Bu kabulü mümkün olmayan eylemlerin en yenisi, iki gün önce Hrant Dink Vakfı’na gönderilen e-postada, daha önce de benzer dönemlerde defalarca duyduğumuz “Bir gece ansızın gelebiliriz” gözdağıyla Rakel Dink’in ve Vakfın avukatının ölümle tehdit edilmesidir.
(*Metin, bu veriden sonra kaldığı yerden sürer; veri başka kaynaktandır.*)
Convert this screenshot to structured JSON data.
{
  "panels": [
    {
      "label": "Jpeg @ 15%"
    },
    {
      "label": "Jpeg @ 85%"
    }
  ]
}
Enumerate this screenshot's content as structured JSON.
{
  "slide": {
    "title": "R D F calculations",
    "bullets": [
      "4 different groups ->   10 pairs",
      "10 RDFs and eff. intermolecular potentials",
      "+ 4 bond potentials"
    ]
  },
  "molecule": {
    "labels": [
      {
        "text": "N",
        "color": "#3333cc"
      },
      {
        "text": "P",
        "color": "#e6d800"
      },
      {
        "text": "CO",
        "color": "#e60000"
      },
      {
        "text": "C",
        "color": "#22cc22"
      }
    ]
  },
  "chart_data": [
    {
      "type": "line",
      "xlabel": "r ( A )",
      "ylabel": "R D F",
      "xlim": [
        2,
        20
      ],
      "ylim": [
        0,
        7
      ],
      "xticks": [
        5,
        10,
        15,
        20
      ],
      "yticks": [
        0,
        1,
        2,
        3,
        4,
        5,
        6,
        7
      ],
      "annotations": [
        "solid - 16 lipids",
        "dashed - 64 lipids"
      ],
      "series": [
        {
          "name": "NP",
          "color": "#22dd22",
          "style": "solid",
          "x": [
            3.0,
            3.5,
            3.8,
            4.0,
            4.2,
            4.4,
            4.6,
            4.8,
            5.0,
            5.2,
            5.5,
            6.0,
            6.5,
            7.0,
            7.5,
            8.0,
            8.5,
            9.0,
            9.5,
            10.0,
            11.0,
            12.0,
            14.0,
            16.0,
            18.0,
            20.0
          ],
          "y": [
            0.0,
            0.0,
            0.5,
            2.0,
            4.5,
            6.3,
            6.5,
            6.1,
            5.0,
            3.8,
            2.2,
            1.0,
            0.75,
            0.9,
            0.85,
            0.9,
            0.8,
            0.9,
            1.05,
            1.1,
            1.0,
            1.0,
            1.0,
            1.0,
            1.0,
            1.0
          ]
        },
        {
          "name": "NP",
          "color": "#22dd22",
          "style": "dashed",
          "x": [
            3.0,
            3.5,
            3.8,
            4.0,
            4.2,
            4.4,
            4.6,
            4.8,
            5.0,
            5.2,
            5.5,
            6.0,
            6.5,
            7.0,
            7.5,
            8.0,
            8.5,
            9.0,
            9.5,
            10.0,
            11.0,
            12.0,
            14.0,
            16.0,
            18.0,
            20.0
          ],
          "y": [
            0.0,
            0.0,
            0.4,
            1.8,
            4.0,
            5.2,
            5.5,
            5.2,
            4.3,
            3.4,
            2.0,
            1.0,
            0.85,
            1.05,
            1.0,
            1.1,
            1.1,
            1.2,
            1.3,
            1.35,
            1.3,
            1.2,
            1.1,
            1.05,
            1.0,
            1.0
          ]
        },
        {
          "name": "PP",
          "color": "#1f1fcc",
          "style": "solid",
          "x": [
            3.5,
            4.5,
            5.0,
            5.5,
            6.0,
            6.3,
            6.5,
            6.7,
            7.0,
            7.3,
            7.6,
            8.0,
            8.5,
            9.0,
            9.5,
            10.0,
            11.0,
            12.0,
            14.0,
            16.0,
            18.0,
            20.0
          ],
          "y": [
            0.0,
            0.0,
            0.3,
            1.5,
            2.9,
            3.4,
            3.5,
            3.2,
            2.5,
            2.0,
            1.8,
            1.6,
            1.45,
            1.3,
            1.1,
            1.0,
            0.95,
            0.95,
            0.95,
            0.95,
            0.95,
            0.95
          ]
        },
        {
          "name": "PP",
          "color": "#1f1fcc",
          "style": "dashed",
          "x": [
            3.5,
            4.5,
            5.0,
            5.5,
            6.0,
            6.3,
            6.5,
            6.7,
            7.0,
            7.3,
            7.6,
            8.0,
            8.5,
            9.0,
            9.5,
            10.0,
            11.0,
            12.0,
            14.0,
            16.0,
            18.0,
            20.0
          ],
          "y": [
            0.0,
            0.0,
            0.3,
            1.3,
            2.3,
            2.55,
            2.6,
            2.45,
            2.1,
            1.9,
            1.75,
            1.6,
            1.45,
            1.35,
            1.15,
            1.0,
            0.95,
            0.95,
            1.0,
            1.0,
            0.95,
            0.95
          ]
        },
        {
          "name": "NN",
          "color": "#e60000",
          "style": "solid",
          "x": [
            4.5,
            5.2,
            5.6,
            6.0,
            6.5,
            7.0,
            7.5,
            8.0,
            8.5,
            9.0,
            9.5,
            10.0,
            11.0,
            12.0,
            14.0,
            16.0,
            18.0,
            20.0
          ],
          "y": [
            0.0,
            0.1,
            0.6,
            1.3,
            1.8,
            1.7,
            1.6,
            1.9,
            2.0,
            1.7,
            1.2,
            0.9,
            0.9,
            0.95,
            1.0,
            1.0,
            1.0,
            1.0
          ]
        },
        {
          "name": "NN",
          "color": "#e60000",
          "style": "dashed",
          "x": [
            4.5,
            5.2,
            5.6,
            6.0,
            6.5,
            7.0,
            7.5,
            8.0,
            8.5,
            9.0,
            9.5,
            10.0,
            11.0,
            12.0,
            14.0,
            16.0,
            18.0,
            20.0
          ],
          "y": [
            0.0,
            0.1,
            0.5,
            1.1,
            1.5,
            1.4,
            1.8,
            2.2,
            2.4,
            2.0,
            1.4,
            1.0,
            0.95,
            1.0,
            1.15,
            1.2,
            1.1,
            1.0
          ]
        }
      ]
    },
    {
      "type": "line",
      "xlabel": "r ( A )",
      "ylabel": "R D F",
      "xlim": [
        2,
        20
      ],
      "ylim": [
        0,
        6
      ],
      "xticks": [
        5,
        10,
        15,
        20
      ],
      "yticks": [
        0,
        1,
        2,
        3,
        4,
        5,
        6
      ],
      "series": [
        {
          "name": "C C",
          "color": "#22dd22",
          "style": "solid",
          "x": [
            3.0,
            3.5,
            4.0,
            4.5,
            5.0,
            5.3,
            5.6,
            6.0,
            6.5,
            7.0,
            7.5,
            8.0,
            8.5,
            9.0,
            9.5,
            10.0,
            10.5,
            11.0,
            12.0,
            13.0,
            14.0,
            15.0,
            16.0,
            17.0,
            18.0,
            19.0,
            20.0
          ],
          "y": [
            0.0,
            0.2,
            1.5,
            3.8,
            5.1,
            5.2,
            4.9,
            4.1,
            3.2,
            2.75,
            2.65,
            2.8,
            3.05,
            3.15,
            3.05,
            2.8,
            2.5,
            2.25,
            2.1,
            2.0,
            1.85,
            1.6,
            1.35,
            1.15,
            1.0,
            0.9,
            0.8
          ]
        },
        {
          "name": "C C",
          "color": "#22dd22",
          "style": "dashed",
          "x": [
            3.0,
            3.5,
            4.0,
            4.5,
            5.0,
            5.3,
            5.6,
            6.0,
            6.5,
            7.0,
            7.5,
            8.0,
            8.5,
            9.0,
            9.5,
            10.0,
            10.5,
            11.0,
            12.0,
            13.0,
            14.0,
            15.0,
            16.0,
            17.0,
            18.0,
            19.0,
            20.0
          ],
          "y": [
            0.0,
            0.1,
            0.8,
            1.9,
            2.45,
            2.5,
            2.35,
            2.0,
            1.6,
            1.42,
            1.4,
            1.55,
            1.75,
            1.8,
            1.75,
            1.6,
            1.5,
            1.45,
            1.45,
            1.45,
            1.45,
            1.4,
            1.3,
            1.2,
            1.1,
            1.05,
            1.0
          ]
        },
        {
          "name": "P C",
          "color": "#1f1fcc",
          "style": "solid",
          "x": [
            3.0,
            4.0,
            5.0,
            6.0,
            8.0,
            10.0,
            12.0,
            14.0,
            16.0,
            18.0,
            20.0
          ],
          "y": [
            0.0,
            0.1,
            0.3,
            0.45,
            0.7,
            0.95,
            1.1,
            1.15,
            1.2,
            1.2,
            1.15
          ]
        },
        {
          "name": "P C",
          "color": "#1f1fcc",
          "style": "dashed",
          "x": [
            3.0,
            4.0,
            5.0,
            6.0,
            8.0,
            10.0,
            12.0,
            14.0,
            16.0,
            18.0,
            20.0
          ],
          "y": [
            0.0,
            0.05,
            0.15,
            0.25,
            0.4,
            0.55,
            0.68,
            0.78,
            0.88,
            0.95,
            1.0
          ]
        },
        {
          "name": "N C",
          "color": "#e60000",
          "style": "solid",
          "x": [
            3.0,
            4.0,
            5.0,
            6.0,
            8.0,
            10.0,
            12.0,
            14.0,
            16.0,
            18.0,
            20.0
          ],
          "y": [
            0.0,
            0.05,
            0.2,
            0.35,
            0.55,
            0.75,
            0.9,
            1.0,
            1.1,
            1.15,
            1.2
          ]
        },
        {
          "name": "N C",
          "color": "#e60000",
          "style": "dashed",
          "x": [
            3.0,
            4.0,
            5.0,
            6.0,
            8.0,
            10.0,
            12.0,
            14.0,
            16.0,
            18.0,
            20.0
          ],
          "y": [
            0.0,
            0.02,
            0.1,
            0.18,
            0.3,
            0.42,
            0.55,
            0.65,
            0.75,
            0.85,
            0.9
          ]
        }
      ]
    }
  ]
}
Son dönemlerde üst üste gelen bu kışkırtma ve saldırılar birbirinden bağımsız ve rastlantısal değildir. Toplumu ayrıştırma, bölme, korku salma amaçlı nefret dilinin tetiklediği güdümlü eylemlerdir. Takipsiz ve cezasız kalmaları şer planları kuran odakları güçlendirmekte, hatta teşvik etmektedir.

Geçmişte benzerlerini yaşadık. Hrant Dink suikastine giden yollar benzer provokasyonlarla ve aynı nefret diliyle döşendi. Bu film bize on yıllar boyunca defalarca seyrettirildi. Filmin sonu her defasında kötü bitti.

Sorumluları provokasyonlara son vermeye, kin ve nefreti körüklemekten vazgeçmeye; yetkilileri görevlerini ve sorumluluklarını layıkıyla yerine getirmeye davet ediyoruz.

Türkiye Cumhuriyeti’nin her türlü ayrımcılığı lanetleyen yurttaşları olarak Hrant Dink Vakfı’na geçmiş olsun diyor, yanlarında olduğumuzu bildiriyoruz.”